Ashurst too has posted an improved trainee recruitment target — albeit a slightly more modest one — of 45 for 2015-16. Up from 40, it represents a 12.5% rise.

Though the firms are similar in ambition and City presence, their enhanced trainee figures are indicative of two differing approaches.

In 2011, Ashurst stepped-up its efforts to expand in Asia by merging with Aussie firm Blake Dawson, itself already a major player in the Asian market. Ashurst’s graduate recruitment partner, Hammad Akhtar, indicated to Legal Cheek how this tie-up has informed the firm’s decision to bring in more rookies, explaining:

The increase in the number of training contract vacancies reflects both the increasing strength and globalisation of our business. This has increased the need for trainees and international opportunities for them.

White & Case has a long-standing London presence, which dates back to 1971. Like other US firms in the UK, it’s in growth mode, using its scale to muscle in on the English City mid-tier. Earlier this year the New York-based behemoth swelled its NQ salaries by 20% to £90,000 — one of the biggest NQ pay hikes seen in the City this year. And now it wants more graduates to fill its trainee pipeline.

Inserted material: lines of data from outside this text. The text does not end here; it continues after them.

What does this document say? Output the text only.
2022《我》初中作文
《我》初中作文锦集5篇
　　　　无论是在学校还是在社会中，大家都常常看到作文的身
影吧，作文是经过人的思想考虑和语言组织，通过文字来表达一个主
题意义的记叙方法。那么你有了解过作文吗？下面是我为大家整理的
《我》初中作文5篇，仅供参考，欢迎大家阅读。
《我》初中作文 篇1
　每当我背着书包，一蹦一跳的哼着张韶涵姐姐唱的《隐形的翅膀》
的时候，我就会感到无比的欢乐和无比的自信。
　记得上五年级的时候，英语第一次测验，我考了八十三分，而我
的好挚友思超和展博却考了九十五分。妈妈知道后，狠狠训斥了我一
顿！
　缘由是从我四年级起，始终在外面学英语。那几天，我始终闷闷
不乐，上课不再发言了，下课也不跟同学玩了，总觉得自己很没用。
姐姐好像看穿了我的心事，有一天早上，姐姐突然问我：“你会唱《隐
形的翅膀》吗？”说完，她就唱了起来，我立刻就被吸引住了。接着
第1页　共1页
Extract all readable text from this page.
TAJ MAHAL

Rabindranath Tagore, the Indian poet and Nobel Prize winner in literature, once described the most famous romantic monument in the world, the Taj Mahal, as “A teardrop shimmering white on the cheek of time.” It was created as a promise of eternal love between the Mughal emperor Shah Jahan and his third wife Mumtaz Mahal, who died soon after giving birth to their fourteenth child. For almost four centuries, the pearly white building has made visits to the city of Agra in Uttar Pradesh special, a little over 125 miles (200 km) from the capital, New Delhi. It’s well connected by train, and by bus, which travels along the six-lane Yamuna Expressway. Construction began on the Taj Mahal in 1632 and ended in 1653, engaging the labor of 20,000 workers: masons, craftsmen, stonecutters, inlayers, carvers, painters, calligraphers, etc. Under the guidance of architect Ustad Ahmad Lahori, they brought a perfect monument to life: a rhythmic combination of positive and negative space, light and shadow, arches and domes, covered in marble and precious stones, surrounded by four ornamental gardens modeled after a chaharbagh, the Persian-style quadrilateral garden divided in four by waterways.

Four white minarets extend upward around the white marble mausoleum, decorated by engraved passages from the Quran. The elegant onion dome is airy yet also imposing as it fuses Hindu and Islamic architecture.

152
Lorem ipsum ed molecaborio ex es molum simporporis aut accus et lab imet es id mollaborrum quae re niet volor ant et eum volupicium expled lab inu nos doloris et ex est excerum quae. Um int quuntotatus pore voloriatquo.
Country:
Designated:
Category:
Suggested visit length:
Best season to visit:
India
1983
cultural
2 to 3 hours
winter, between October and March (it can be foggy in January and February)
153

Following a narrative of contrasting fortunes for training contract numbers in 2014-15, there was concern earlier this month that 2015-16 may not be such a vintage year when CMS Cameron McKenna shocked the market by announcing a 34% reduction in its trainee intake. But the White & Case and Ashurst TC increases have steadied nerves.

And they are not the only firms to boost trainee numbers. Five further top 60 firms have each unveiled impressive trainee hiring targets for 2015-16. Anglo-US firm Squire Patton Boggs, which has a number of UK regional offices, and national firm Bond Dickinson, also big outside London, both see their intakes improved by five to 25.

Meanwhile, Taylor Wessing and Watson Farley & Williams will welcome two additional future trainees in 2016 — taking their numbers up to 24 and 18 respectively — while Mishcon de Reya boosts its target from 12 to 15.

Trainees recruited in the 2015-16 recruitment round don’t actually start their TCs until 2018, so it will take a while for these numbers to trickle through. But the rises at seven firms, no less, show that the City law graduate recruitment market retains some vigour, despite well-documented outsourcing and paralegal trends impacting on junior-level work.